To ensure a credible comparison between GB242 and INF data, we also observe other efficacy outcomes besides the ACR 20 response such as ACR50, ACR70 responses. Moreover, DAS28 was similar between GB242 and INF, further supporting the biosimilarity of GB242 to INF. Efficacy criteria was also measured according to ADA-positive rate and NAb-positive rate at week 30, and no statistically significant differences in responses between GB242 and INF groups were found.

The objective with regard to safety was to demonstrate a comparable safety profile of GB242 and INF. Overall, the incidence of AEs associated with treatments such as upper respiratory tract infection, an increase in white blood cell counts, and latent TB, were comparable between GB242 and INF. It is notable that the incidence of active TB was very low (only one patient in INF group), which might be attributed to universal TB prophylaxis for patients with latent TB at screening. The rate of infusion reactions in both treatment groups (4.6 vs. 6.4%) was comparable. The safety results were similar to those previous studies.

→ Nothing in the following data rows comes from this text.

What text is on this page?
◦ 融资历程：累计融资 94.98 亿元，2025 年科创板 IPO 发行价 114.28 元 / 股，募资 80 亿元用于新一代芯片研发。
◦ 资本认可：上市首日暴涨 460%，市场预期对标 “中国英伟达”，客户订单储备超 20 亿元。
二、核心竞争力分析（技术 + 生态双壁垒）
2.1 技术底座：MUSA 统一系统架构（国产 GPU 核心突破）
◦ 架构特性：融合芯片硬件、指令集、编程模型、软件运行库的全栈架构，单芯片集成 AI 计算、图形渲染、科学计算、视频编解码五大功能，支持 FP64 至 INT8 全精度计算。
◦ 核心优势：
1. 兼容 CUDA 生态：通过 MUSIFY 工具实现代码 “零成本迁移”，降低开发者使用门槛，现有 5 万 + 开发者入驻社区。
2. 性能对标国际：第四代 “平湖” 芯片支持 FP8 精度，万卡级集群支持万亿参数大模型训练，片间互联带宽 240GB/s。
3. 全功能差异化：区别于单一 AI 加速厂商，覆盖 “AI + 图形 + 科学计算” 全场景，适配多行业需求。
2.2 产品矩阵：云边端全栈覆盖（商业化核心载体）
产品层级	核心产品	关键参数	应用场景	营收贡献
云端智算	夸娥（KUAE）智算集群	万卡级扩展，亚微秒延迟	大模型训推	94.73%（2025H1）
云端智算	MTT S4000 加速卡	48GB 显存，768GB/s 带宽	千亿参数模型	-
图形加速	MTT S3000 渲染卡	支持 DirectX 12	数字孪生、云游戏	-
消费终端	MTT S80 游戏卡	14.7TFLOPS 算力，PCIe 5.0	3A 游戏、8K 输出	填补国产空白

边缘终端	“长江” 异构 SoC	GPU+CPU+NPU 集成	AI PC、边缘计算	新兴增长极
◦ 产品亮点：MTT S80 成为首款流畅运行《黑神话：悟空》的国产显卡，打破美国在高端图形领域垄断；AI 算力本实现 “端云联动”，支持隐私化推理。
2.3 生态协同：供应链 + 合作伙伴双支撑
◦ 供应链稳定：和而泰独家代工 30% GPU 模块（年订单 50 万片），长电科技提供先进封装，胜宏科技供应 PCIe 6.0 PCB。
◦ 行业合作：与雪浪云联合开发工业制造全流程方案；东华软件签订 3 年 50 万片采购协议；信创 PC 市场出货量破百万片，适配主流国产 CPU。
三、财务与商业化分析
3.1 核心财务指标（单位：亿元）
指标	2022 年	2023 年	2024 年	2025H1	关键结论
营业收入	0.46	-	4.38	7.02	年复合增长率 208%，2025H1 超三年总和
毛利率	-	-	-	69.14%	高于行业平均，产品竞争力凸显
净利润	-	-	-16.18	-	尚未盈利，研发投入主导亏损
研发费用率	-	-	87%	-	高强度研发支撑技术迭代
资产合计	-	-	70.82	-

In terms of immunogenicity, GB242 has demonstrated a comparable profile at all measured time points to that of INF. The incidence of ADA (∼60%) is similar to recent INF studies [12,13,14,15].

In terms of results of immune response, an increase of CD19 + B cells was regarded as a reliable clinical response biomarker of RA patients [24]. In patients who achieved disease remission at week 30, the increase in CD19 from baseline at week 30  was statistically significant (p < 0.05), while in patients who did not achieve disease remission at week 30, the increase in CD19 from baseline at week 30 was not statistically significant (p = 0.273). This suggests that the increase of CD19 expression was predictive of a faster control of pathological activity in patients treated with GB242 and INF, especially in patients who achieved DAS28 < 2.6 at week 30.

Conclusions

In conclusion, GB242 and INF were shown to be equivalent in terms of ACR20, ACR50, and ACR70 at week 30 in active moderate-to-severe RA patients. Other efficacy end points also show consistently similar results when compared to the originator product. Moreover, GB242 was well tolerated, and the safety and immunogenicity profiles were comparable with those of INF.